Key Precedents in the Antitrust Trial

Courts break company into dozens of pieces after trial that shows a wide variety of illegal practices.

1911 — United States v. Standard Oil Co.

Courts break company into dozens of pieces after trial that shows a wide variety of illegal practices. Supreme Court rules company violated antitrust statutes by doing things that could not have made any economic sense other than the destruction of its rivals. Government attorneys said Microsoft engaged in a wide variety of practices that fit that description.

1920 — United States v. United States Steel Corp.

Company is allowed to remain whole, despite 90 percent market share and harsh treatment of competitors. Company crushes domestic competition, remains dominant through World War II, then falls on hard times in late 60s.
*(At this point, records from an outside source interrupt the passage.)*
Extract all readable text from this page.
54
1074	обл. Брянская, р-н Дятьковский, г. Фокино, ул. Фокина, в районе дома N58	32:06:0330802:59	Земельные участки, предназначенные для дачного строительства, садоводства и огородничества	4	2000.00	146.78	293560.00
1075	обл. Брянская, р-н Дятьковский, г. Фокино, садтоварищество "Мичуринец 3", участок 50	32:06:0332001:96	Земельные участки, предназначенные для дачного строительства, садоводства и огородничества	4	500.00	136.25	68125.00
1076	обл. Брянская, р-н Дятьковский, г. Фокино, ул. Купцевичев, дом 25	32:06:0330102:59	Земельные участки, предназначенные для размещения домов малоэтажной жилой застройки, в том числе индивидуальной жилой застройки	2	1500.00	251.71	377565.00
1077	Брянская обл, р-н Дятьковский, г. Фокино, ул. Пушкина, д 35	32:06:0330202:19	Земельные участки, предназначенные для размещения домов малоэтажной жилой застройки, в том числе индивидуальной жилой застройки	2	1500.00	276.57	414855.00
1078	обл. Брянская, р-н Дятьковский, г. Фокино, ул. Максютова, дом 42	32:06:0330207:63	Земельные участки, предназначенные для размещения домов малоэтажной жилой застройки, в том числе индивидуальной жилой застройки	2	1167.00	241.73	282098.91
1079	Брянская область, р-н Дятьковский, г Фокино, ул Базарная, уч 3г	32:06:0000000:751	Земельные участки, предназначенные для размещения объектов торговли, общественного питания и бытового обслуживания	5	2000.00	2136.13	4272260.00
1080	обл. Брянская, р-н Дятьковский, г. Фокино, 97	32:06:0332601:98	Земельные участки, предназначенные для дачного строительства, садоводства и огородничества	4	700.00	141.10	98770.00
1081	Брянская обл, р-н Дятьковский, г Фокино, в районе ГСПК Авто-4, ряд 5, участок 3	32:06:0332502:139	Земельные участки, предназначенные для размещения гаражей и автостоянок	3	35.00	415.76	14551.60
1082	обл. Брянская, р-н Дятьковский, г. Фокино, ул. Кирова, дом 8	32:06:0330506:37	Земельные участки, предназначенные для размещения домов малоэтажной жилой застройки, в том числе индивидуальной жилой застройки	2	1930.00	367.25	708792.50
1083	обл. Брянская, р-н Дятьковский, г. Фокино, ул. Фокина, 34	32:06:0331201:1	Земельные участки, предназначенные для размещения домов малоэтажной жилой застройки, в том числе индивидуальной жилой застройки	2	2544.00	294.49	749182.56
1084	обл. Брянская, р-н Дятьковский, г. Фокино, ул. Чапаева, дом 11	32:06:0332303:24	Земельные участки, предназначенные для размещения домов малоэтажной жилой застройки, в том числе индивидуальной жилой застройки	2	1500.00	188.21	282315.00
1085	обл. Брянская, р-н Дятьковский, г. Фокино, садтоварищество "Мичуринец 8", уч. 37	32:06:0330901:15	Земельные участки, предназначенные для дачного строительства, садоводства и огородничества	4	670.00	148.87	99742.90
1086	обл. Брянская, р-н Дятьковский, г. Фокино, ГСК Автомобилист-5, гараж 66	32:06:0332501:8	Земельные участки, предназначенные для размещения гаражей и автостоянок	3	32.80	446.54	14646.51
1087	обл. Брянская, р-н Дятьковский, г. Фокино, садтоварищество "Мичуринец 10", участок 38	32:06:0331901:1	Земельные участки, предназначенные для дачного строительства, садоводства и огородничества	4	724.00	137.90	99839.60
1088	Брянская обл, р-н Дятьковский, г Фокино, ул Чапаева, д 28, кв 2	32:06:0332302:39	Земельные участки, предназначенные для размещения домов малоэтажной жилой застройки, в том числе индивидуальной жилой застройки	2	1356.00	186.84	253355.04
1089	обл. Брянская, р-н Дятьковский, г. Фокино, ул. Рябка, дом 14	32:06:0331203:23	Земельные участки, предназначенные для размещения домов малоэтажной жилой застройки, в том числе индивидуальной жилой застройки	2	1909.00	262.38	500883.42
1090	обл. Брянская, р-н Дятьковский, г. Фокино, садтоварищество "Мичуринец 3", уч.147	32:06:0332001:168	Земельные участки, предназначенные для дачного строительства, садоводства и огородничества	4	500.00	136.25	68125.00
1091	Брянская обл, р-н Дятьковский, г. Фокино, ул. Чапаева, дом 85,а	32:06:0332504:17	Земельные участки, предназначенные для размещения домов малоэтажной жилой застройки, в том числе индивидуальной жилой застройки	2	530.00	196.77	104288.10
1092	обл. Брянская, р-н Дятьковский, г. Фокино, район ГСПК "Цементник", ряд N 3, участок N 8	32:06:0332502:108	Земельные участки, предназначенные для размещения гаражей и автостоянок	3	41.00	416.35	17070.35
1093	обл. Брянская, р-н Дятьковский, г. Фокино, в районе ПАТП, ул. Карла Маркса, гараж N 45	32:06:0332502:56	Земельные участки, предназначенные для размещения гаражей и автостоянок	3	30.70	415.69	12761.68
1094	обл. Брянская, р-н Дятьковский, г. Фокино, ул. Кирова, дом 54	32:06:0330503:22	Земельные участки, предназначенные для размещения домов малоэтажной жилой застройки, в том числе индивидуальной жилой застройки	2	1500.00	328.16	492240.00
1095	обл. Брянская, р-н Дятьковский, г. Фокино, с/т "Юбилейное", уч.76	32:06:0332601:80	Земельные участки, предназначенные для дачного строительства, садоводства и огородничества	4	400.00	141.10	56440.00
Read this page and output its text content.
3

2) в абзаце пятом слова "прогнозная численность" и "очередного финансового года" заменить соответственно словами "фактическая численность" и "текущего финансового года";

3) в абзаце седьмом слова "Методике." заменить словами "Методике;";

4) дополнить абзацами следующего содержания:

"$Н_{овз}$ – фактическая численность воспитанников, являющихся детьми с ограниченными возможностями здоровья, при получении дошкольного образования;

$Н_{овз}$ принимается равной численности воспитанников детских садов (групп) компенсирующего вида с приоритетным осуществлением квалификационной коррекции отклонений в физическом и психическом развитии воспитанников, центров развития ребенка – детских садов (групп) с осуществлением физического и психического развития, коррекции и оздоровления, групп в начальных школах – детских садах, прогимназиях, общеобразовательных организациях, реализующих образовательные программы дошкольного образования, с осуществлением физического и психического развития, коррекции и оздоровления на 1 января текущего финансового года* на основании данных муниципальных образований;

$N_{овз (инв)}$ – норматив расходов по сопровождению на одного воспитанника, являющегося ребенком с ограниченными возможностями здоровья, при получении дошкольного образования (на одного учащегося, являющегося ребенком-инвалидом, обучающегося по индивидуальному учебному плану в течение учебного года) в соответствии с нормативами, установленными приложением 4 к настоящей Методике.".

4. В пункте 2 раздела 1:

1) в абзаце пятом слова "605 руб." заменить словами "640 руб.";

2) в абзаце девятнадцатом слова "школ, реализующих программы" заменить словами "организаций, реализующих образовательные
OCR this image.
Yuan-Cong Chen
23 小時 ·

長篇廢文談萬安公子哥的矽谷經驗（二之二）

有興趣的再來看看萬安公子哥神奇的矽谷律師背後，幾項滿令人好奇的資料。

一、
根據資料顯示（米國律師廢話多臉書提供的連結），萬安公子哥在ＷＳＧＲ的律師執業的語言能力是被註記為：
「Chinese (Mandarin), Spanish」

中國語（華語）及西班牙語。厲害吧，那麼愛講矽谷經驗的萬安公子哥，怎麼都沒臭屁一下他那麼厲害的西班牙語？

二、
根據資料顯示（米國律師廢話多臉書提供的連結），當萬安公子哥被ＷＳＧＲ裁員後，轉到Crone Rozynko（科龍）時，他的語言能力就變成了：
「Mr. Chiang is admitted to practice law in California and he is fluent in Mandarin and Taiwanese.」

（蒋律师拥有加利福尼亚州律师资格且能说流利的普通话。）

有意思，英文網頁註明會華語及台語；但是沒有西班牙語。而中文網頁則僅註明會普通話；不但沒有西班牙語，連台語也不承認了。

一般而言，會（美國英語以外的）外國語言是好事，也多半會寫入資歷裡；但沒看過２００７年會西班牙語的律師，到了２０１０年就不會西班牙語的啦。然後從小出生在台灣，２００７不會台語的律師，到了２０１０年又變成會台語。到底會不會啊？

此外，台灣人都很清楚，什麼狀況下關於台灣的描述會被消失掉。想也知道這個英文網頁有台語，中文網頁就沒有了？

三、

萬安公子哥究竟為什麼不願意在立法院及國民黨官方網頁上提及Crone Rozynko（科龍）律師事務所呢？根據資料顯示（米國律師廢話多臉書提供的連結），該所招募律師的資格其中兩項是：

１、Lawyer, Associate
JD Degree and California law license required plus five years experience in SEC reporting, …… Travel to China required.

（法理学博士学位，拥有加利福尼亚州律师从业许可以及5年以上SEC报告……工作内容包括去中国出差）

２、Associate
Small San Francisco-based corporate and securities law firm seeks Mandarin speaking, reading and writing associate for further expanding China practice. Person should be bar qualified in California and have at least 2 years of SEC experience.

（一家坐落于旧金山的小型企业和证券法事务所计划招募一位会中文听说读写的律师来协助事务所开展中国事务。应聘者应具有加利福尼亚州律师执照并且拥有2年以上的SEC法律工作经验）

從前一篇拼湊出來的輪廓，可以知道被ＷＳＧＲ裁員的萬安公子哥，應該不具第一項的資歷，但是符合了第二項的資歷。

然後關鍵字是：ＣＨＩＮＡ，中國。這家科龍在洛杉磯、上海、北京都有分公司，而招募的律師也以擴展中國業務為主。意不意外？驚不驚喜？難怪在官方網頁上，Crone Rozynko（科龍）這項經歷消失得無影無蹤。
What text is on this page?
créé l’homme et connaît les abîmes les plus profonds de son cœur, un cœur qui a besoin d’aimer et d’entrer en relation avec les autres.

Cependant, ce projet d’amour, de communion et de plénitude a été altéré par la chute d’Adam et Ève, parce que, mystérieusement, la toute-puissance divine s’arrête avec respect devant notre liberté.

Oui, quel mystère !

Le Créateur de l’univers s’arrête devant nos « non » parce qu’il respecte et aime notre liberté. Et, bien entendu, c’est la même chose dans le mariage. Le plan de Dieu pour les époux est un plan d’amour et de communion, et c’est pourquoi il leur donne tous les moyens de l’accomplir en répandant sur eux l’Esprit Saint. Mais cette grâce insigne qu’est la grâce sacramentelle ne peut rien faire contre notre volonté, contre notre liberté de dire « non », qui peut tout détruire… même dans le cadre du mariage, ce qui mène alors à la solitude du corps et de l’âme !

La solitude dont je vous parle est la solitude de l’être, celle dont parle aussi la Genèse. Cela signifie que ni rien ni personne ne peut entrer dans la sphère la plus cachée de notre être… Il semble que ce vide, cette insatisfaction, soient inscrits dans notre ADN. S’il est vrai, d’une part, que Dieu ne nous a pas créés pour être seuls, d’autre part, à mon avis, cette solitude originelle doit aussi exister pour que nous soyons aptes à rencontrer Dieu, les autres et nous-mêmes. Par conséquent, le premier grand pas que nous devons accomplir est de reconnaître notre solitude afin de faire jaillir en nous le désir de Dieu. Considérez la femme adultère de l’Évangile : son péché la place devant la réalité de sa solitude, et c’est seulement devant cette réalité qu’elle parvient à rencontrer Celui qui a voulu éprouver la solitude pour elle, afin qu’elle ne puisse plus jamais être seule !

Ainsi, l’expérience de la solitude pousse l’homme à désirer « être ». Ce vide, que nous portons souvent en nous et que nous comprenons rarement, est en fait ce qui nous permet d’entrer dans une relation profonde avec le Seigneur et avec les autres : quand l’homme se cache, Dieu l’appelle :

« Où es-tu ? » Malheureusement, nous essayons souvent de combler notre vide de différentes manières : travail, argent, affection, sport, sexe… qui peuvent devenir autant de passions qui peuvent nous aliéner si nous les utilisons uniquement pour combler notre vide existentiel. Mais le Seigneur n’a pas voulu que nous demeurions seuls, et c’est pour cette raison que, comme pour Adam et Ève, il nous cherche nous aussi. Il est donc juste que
U.S. loses No. 1 global position to foreign competitors that invest more in new technologies than the American company. Anti-Microsoft forces use failed case as example of what happens to domestic industry when monopolists go unchecked.

1951 — Lorain Journal Co. v. United States

Supreme Court rules local newspaper monopoly may not refuse to deal with companies that advertise on radio. Court finds such restrictions are an "attempt to monopolize." Government today argues that Microsofts insistence that its business partners not deal with rivals is precisely the same kind of behavior. Microsoft cites same case, saying it has no such monopoly, and so cannot be held liable.

1979 — Berkey Photo Inc. v. Eastman Kodak Co.

U.S. Court of Appeals of the Second Circuit rules photo film producer and finisher Kodak may introduce new film cartridges without giving competitors advance knowledge of how to develop them. Limits knowledge dominant firms must share with competition. Later used by Microsoft attorneys to justify companys practice of withholding technical information from competitors that do not cooperate. The case, among the most cited in monopolization law, poses a paradoxical question: How much help must a monopolist give to its competitors?

1982 — United States v. AT&T

Phone monopoly agrees to be broken up, spinning off local phone service into seven "Baby Bells." Companys phone services remain long-distance only until Telecom Act of 1996. Case serves as example of how divestiture can be used to limit monopoly power. But AT&T also serves as a cautionary tale: From 1982 to 1996, Judge Harold Greene ruled as virtual dictator over the Bells. Opponents of a Microsoft breakup warn similar oversight would destroy the companys operations.

1985 — Aspen Skiing Co. v. Aspen Highlands Skiing Corp.

Supreme Court rules that ski resort operator may not back out of joint agreement to market lift tickets with competitor if its only reason for doing so is to harm the competition. Government lawyers say the case shows how Aspen Skiing Co. "redefined" its product simply to kill off its rival. Microsoft, they say, did the same thing in declaring its Internet Explorer part of the operating system.